Boaz Barak 28 Jun 2025 18:52 UTC
1 point
0
I think AI assistants would have common sense even if they are obedient. I doubt an AI assistants would interpret “go fetch me coffee” as “kill me first so I can’t interrupt your task and then fetch me coffee” but YMMV
- Seth Herd 28 Jun 2025 21:56 UTC
  2 points
  0
  Parent
  I don’t think it’s safe to assume that LLM-based AGI will have common sense (maybe this is different from the assistant you’re addressing, in that it’s a lot smarter and can think for itself more?). I’m talking about machines based on networks, but which can also reason in depth. They will understand common sense, but that doesn’t ensure that it will guide their reasoning.
  
  So it depends what you mean by “obedient”. And how you trained them to be obedient. And whether that ensures that their interpretation doesn’t change once they can reason more deeply than we can.
  
  So I think those questions require serious thought, but you can’t tackle it all at once, so starting by assuming that all works is also sensible.
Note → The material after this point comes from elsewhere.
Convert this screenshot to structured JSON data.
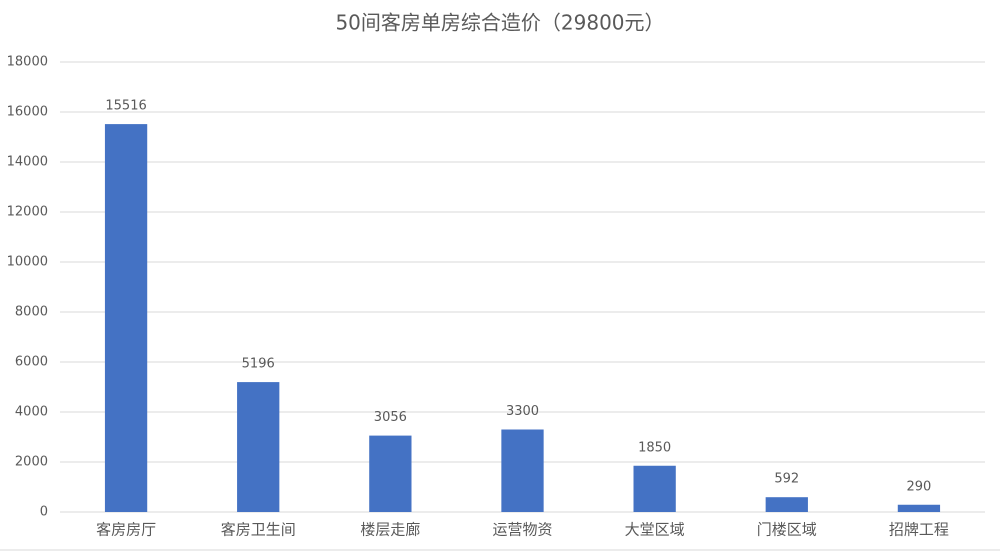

I’m just focusing on that first, because I don’t think that’s likely to work unless we put a lot more careful thought in before we try it.
  
  If you look at my previous posts on the topic, linked from Problems with instruction-following, you’ll see that I was initially more focused on downstream concerns like yours. After working in the field for longer and having more in-depth discussions and research on the techniques we’d use to align future LLM agents, I am increasingly concerned that it’s not that easy, and we should focus on the difficulty of aligning AGI while we still have time. Difficulties from aligned AGI are also substantial, and I’ve addressed those as well in my string of work backlinked from Whether governments will control AGI is important and neglected
  
  I am also drawn to the idea that government control of AGI is quite dangerous; I’ve addressed this tension in Fear of centralized power vs. fear of misaligned AGI: Vitalik Buterin on 80,000 Hours
  
  But on the whole, I think the risks of widely distributed AGI are even greater. How many people can control a mind that can create technologies capable of taking over or destroying the world before someone uses them?
  
  Michael Nielsen’s excellent ASI existential risk: Reconsidering Alignment as a Goal is a similar analysis of why even obedient aligned AGI would be intensely dangerous if it’s allowed to proliferate.